W.B.D.
TRAVEL

Lancashire’s Quiet Comeback: Why Preston and St Helens Are the Next Frontier for the Discerning Traveler

By W.B.D. Editorial
Lancashire’s Quiet Comeback: Why Preston and St Helens Are the Next Frontier for the Discerning Traveler

Imagine a journey that fits inside a single room. The French writer Xavier de Maistre once argued that you could travel without leaving your chair. Julio Cortázar turned a staircase into an epic. Now, consider an entire county—Lancashire—offering enough texture, history, and quiet reinvention to fill a lifetime of discovery. For the ultra-wealthy, the real luxury is no longer a private island. It’s the thrill of the unspoiled. The place that hasn’t been Instagrammed to death. The town that is rising, quietly, on its own terms.

Preston and St Helens are those places. Two northern powerhouses, once the engines of the Industrial Revolution, now staging a subtle but serious comeback. Preston, made a city in 2002, has poured £45 million into a new leisure complex, a revamped museum, and a bridge over the River Ribble. St Helens, my childhood town—proudly Lancastrian but administered as Merseyside—feels like a drawing board: demolition and redesign happening in plain sight. This is not a glossy brochure. It’s a real, raw, and deeply compelling narrative of regeneration. For the collector of experiences, this is the ultimate acquisition: a place that is becoming, not one that has already arrived.

Craftsmanship here is not about a hand-stitched leather bag. It’s about the hypodermic spire of St Walburge’s church—the tallest parish church in the UK, designed by Joseph Hansom, the man who gave us the Hansom cab. It’s about the Harris museum and gallery, which reopened after a £19 million refurbishment. Inside, you’ll find art, local history, textiles, fashion, ceramics—and perhaps the most compelling argument for a rainy-day refuge in the North. The Harris is a regional treasure, housing the Cuerdale hoard, the largest Viking hoard ever found in England, unearthed beside the Ribble. (One might politely suggest the Ashmolean and British Museum consider returning it.) The craftsmanship is in the brutalist bus station and Guild Hall, built for an unrealized new town. It’s in the monument to the 1842 martyrs, gunned down during the General Strike. Every brick tells a story of ambition, loss, and resilience.
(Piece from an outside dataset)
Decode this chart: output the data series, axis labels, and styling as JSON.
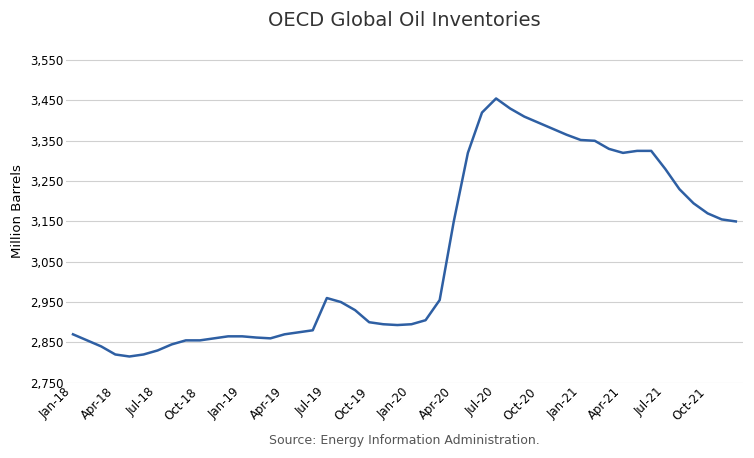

What does this signal about wealth and taste? The old guard buys a chalet in Gstaad. The new guard buys a stake in a place that has soul. Preston and St Helens offer something that money cannot manufacture: authenticity. The ultra-wealthy are increasingly seeking destinations that are not curated for them. They want the friction of a working town, the surprise of a brutalist landmark, the quiet dignity of a Victorian market hall. This is not about escapism. It’s about immersion. It’s about standing beneath a hypodermic spire and looking up—an act that, as I discovered, is primitive cognitive therapy. It’s about walking from the park-and-ride to the crown court and turning a commute into a sightseeing tour. Winckley Square with its Georgian terraces. Saint Alphonsa Syro-Malabar Cathedral. The Miller Arcade. These are not tourist traps. They are living, breathing spaces of power and influence.
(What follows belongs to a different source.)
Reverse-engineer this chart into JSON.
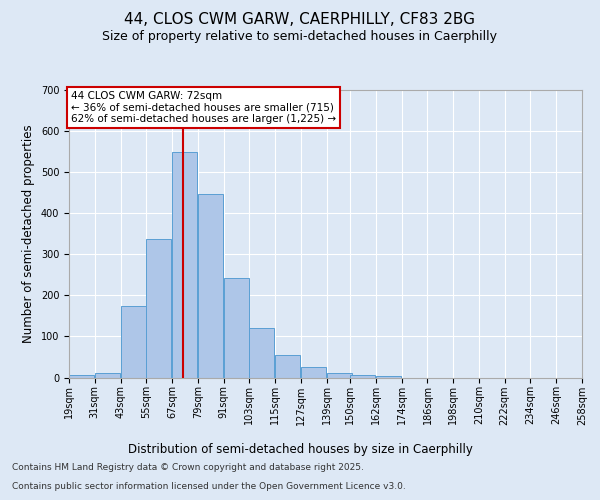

Looking forward, the question is not whether these towns will rise. They already are. The question is whether the world will catch on before they lose their edge. Richard Arkwright, father of the factory system, was born here in 1732. Centenary Mill was built for Horrockses, Crewdson & Co—a textile firm that once spanned an empire. The same spirit of invention is now turning Preston and St Helens into laboratories of urban renewal. For the traveler who has seen it all, this is the final frontier. Not a destination. A discovery. And the best part? You don’t need a passport. Just a willingness to look beyond the frayed fabric and see the silk underneath.

The Experience

Arrange a private tour of Preston's Harris Museum and St Walburge's spire, followed by a curated walk through Winckley Square and a tasting menu at a restored Victorian market hall.